For the millions of people who suffer from age-related eye degeneration, restoring sight to the blind might sound less like reality and more like a miracle. But thanks to an incredible miniature eye implant that works to restore central vision, the future's looking bright.
The macula is a part of the retina responsible for highly detailed central vision. It contains a high density of cone cells, which allow us to perceive fine detail and quick movement in our environment - for healthy individuals, that is. Patients suffering from age-related macular degeneration (AMD) partially or totally lose this functionality, resulting in a "blind spot" where their focal point normally rests. This can make it difficult to read, recognize faces, or even watch television... until now.
The Implantable Miniature Telescope, or IMT, is a tiny prosthetic implanted into the patient's eye. Rather than directing light to the damaged macula, the telescope projects the image onto a broader surface of the retina that surrounds the macula. In this way, visual information is redirected to healthy rods and cones, and can be processed in the brain as central vision.
Both central and peripheral vision are important functions of the visual system. Because of this, the IMT is only implanted into one eye of patients with macular degeneration. One eye continues to process peripheral vision normally (which is better suited for low-light vision, for example), while the implanted eye restores the central vision that was previously impaired. This allows individuals to again experience the full range of visual stimuli so necessary to everyday life. And because the implant is embedded in the iris, it goes unnoticed to others.

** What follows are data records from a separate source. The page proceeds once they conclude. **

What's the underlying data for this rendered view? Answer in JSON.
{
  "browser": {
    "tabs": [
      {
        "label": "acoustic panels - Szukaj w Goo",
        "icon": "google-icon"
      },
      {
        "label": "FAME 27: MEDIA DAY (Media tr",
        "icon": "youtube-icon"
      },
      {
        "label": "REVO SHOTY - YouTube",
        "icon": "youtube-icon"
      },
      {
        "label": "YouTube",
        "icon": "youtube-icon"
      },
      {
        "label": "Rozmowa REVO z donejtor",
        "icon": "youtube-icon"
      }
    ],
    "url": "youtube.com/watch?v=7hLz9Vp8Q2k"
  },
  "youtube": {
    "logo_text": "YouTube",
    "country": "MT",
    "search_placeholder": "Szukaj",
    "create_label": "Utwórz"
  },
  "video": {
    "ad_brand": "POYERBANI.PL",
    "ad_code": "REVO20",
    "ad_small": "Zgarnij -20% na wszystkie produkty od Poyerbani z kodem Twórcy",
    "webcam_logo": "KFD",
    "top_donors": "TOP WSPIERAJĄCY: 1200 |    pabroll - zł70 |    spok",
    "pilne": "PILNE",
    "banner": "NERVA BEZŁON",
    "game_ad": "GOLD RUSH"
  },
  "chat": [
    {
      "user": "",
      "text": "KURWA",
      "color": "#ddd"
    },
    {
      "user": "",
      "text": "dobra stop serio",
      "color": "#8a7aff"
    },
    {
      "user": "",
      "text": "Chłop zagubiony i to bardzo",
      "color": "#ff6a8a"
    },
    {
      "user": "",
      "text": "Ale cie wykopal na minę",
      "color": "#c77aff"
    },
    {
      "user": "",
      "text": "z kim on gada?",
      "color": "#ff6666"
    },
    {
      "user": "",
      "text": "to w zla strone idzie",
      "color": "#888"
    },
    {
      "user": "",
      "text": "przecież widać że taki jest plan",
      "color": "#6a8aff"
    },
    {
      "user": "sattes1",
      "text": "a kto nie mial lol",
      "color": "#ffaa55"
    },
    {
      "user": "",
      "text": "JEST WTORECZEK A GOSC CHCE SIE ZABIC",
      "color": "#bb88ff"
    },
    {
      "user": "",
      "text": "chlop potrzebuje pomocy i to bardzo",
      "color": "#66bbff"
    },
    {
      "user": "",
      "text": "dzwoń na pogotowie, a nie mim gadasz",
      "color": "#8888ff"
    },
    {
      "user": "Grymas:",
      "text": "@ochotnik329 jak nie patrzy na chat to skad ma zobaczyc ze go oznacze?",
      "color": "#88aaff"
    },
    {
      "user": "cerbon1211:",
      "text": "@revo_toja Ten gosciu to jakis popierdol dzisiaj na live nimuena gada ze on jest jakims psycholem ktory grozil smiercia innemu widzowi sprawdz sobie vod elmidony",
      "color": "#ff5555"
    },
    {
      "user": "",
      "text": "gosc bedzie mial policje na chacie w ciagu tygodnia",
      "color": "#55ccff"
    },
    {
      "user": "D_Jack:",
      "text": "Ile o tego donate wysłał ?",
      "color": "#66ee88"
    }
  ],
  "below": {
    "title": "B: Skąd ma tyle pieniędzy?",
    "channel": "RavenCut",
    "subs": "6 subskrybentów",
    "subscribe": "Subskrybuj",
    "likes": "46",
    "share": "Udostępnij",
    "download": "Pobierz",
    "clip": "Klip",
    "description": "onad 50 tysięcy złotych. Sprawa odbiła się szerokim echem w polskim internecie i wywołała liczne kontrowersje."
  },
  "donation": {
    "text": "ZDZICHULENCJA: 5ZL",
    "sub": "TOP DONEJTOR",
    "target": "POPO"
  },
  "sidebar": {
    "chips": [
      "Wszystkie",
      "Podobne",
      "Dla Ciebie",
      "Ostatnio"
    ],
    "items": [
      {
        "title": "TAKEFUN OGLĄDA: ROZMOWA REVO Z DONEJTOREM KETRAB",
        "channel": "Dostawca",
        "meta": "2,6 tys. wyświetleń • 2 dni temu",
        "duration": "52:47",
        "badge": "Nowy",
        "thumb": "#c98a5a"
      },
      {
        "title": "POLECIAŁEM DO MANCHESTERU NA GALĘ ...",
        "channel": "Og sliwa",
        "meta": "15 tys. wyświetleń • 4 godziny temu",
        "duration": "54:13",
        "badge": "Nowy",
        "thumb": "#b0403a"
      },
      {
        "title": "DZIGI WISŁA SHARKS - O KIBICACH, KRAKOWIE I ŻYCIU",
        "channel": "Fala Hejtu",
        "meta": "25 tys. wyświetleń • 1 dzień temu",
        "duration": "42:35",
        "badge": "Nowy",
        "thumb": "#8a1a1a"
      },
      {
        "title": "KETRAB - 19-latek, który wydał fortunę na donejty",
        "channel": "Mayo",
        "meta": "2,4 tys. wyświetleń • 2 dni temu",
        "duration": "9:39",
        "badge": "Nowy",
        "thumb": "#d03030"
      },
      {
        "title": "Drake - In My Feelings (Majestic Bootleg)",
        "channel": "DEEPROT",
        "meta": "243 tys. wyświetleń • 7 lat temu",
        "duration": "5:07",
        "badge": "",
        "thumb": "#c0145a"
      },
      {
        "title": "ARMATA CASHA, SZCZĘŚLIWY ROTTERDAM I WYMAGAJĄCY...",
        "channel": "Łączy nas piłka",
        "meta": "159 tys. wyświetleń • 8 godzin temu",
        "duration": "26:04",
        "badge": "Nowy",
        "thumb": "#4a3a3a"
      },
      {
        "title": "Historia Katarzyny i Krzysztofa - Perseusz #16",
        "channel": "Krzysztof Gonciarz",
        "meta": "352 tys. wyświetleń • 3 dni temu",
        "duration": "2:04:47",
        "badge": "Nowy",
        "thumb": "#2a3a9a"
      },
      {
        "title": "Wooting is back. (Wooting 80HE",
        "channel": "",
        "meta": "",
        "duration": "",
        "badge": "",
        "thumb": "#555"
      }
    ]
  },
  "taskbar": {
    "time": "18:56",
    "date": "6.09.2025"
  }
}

Macular degeneration primarily effects older adults, and is the leading cause of blindness in the elderly. Nearly 15 million people suffer from AMD in the United States alone. Approximately 10% of adults between the ages of 66 and 74 suffer from AMD, a figure that jumps to 30% between the ages of 75 and 85, according to The Eye Digest.
"In an end-stage AMD population, the indicated improvements in this study are substantial compared to risks of surgery," said study coauthor R. Doyle Stulting, M.D., Ph.D. "For patients with this level of visual impairment, the ability to be less dependent on others and to reclaim even a few of the activities they once enjoyed could make a real difference in their lives."
The IMT was developed by VisionCare Ophthalmic Technologies, and the implant has recently completed Phase II/III clinical trials. The tests showed that the IMT doubled the vision of 2/3 of participants' eyes (3 lines on a visual acuity chart) after one year with the implant. Some patients experienced side effects like intraocular pressure and inflammation, though these may have been related to the surgury. On March 27, an advisory panel for the Food and Drug Administration (FDA) unanimously recommended the prosthetic for approval. Barring any unforeseen events, the IMT will soon gain FDA approval and hit the market soon thereafter.
While the IMT is certainly an amazing breakthrough, it is just one of many technologies we've reported on that are overcoming blindness (such as bionic eyes and gene therapy). Besides the direct clinical application of such amazing technology, eye implants beg the question of how far these kinds of advances will go. Who knows? Maybe your grandkids will sport bionic eyes capable of zooming, night vision, and infrared perception. Regardless, anatomical prosthetics like the IMT promise to improve individuals' lives today, and lay the theoretical foundation for exciting technology to come.